Enter Becca King, dowdy, boring teenager who is about to move to the remote Whidbey Island to stay with an old friend of her mother’s.  The downside is, she arrives and her welcome goes slightly astray when the lady in question turns up dead.  Now Becca has nowhere to go and no one to turn to.
Luckily for her, Debbie Grieder takes in waifs and strays and is no stranger to having a secret or two.  Becca soon settles into her new life, and makes some new friends in the bargain: Seth Darrow and Derric Mathieson, former best friends who now can’t stand each other.  What do the boys have to hide?
The Edge of Nowhere is the first part of the Saratoga Woods trilogy so expect plenty of unanswered questions when you get to the end of this book, that may, or may not, be answered in the next part.

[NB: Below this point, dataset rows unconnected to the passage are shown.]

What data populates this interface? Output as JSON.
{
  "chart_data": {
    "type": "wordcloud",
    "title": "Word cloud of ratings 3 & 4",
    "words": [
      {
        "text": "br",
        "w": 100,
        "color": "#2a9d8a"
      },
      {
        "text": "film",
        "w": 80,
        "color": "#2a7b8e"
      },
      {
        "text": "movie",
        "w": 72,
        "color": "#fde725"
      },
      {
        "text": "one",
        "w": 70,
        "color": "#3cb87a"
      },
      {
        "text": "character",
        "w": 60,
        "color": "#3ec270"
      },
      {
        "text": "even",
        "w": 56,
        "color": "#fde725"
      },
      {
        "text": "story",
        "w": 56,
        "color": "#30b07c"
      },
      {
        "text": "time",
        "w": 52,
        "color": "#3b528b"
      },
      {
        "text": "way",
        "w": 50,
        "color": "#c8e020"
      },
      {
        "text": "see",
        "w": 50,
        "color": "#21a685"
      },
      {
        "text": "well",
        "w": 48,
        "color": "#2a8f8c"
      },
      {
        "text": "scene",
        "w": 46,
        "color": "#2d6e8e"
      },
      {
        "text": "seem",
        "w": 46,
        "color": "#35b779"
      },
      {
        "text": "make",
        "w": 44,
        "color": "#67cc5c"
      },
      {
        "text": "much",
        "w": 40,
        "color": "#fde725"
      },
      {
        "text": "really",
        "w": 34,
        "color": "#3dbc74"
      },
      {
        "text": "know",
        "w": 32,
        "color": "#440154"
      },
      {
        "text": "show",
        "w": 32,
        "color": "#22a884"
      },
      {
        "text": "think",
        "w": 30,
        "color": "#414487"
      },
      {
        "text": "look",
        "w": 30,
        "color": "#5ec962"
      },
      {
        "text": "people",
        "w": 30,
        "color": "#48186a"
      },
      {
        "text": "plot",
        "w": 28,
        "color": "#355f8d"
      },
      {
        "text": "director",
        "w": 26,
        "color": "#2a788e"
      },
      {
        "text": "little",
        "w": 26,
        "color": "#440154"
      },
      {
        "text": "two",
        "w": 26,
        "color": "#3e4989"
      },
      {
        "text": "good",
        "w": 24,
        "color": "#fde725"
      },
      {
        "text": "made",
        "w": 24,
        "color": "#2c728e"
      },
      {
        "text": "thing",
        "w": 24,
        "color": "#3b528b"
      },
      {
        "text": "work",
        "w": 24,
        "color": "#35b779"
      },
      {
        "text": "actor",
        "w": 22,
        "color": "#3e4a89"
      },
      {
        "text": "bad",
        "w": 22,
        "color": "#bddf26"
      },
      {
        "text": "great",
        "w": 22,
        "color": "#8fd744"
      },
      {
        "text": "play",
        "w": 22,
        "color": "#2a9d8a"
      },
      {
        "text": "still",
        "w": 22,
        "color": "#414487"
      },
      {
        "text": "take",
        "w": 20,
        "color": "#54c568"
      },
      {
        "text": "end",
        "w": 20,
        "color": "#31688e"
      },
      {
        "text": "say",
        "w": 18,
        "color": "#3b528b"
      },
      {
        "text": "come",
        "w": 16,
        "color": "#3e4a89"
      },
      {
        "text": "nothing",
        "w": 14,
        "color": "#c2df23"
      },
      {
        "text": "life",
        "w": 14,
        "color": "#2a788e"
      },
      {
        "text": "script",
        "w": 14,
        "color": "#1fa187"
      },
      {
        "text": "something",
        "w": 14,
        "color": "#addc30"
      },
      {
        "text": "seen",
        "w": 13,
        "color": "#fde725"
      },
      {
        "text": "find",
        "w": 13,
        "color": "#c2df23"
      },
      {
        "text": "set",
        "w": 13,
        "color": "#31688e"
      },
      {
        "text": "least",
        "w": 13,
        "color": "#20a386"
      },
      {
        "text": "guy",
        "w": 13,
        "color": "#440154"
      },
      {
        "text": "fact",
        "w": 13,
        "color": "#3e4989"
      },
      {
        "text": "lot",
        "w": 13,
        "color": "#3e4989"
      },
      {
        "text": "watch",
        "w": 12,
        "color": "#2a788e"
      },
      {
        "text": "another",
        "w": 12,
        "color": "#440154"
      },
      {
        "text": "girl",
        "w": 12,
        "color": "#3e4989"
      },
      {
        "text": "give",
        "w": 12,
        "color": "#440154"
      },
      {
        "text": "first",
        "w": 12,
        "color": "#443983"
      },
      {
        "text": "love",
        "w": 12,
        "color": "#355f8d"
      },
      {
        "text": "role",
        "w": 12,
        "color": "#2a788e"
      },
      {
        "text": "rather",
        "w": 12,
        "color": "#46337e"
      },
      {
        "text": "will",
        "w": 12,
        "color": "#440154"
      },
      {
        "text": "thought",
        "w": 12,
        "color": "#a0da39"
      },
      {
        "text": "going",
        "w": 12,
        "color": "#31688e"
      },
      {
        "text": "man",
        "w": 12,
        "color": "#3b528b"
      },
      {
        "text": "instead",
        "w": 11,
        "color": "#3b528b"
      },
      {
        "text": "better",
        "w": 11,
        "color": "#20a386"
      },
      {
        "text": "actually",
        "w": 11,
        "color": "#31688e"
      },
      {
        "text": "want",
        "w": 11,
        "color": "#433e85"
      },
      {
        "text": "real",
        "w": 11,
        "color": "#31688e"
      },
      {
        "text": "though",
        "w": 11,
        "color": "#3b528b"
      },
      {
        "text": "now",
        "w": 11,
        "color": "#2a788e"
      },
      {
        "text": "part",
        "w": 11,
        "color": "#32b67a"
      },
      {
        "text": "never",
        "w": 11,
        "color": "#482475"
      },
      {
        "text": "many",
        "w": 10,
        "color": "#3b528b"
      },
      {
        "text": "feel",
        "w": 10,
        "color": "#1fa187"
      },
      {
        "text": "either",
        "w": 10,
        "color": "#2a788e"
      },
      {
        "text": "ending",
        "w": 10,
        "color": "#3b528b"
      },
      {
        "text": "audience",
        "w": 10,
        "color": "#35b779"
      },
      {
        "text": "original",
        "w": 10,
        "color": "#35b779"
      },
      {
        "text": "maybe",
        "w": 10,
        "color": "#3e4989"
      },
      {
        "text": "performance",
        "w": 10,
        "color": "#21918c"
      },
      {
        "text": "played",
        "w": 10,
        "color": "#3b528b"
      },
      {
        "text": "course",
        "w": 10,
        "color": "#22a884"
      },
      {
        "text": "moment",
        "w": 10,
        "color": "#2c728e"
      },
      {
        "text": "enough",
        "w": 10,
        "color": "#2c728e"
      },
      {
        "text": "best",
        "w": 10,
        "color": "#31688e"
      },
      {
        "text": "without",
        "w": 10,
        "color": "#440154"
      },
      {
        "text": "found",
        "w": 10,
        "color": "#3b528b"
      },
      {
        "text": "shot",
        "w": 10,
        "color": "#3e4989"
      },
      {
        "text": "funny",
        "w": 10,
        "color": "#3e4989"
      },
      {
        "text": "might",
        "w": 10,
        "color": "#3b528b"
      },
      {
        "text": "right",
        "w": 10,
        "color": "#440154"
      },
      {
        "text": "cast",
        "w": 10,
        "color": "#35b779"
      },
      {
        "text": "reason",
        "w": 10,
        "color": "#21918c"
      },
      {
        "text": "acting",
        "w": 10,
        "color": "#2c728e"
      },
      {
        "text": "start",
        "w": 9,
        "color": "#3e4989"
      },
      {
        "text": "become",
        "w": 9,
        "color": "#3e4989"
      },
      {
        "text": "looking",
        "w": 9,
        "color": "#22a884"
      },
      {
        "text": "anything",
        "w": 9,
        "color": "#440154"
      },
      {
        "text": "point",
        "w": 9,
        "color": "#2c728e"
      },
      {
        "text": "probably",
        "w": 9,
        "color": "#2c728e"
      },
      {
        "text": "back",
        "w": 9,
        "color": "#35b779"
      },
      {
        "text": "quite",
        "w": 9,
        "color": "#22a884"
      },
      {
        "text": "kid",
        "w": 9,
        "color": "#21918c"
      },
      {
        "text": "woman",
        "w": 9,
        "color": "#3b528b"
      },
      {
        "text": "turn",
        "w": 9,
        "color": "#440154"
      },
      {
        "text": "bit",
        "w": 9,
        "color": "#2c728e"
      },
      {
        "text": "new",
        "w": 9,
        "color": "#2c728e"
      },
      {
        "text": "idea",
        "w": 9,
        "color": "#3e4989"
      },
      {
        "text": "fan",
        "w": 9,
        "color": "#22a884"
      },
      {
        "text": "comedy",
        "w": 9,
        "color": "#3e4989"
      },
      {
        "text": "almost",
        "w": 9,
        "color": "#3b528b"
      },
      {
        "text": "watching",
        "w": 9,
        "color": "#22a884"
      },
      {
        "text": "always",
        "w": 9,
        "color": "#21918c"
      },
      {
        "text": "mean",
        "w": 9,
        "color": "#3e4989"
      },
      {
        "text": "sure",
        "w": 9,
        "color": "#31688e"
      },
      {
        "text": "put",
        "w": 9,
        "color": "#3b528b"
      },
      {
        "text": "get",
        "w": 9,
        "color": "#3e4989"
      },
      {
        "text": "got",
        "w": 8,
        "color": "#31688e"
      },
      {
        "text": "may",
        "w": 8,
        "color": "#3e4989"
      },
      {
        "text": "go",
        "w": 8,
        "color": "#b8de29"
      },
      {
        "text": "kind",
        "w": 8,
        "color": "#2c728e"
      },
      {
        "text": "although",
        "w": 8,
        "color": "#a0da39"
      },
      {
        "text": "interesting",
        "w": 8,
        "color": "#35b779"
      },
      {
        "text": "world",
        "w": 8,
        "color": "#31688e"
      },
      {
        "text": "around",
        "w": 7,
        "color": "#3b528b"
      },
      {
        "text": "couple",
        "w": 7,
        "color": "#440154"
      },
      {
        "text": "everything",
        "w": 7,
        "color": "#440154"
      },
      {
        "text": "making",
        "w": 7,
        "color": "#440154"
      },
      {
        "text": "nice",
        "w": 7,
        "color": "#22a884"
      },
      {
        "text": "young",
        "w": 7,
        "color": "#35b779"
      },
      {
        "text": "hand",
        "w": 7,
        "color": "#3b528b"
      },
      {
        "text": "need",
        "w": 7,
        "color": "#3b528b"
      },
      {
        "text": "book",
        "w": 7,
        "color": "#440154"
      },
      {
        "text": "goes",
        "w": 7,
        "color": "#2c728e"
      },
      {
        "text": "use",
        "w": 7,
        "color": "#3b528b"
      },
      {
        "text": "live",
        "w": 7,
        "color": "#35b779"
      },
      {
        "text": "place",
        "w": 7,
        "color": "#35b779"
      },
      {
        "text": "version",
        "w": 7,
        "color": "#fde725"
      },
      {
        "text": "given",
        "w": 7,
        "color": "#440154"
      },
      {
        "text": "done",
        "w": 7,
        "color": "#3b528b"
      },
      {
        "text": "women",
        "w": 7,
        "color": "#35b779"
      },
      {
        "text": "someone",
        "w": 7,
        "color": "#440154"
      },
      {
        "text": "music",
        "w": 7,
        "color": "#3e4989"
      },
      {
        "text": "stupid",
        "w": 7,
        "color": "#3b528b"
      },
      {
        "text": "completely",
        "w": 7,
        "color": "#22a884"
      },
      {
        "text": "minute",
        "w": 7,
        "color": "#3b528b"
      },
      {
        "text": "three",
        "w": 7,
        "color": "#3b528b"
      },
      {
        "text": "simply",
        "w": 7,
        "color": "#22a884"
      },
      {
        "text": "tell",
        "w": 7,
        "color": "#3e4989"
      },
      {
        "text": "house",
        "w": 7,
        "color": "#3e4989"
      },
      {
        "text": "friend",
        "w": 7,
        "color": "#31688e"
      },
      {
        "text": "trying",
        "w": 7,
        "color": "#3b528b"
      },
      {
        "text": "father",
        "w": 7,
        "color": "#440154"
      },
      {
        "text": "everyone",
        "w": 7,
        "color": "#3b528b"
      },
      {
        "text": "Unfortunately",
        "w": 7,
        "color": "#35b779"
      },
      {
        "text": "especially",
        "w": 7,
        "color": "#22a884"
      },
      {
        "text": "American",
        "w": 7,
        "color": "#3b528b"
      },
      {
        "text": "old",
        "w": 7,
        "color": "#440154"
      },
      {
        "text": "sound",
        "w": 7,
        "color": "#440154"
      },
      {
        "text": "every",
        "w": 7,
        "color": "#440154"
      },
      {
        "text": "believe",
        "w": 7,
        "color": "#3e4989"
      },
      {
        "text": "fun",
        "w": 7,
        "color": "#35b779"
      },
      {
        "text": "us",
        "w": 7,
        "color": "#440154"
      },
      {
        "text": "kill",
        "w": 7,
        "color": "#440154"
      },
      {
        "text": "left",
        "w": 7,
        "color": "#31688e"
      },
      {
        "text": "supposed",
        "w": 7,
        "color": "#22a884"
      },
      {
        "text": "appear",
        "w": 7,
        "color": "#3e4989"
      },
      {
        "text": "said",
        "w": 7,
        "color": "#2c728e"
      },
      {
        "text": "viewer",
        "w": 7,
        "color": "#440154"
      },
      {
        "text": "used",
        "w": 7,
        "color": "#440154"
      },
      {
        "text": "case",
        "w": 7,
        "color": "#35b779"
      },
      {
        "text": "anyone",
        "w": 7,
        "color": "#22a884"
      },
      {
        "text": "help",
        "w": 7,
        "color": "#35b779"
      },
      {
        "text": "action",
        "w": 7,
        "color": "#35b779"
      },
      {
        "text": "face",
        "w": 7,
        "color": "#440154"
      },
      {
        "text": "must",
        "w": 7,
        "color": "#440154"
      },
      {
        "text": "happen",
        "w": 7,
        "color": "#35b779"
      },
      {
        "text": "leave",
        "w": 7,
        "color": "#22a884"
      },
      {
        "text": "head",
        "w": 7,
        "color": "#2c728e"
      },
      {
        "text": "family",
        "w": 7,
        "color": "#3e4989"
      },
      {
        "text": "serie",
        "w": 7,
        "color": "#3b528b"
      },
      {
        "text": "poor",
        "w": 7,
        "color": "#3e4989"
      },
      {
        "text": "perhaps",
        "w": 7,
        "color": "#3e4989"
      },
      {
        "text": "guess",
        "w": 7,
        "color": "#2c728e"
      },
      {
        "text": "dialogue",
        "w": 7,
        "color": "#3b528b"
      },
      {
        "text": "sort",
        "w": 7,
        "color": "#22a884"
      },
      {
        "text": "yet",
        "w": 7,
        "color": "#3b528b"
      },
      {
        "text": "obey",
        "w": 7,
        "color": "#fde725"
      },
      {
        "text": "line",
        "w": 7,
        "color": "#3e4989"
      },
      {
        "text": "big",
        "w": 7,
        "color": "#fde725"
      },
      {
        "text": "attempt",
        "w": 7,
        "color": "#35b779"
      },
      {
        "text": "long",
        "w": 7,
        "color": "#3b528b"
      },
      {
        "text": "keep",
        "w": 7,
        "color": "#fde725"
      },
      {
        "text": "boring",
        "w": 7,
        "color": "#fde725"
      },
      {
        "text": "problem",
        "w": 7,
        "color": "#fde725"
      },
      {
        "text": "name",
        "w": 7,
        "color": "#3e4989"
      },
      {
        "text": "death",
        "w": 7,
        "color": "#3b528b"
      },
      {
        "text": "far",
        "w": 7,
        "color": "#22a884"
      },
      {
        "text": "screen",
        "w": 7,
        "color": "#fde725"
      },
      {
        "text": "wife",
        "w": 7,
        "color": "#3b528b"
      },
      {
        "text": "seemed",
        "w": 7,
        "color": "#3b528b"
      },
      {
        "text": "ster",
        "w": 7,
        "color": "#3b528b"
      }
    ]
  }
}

The story does flow well, and although it is less than 300 pages long, it is rather wordy and there are a lot of characters to get to grips with.  My biggest doubt was whether anyone would believe Becca’s story of coming to the island to stay with her mum’s friend whilst her mother was away.  Would a mother leave her teenage daughter in a place she doesn’t know and then not get in contact?  This isn’t questioned in the book though and I guess maybe sometimes in fiction you don’t need to address things that you would in real-life.  The characters all have other secrets of their own that they want to hide, so they don’t pry too hard into Becca’s life.  Little do they know she can read their thoughts!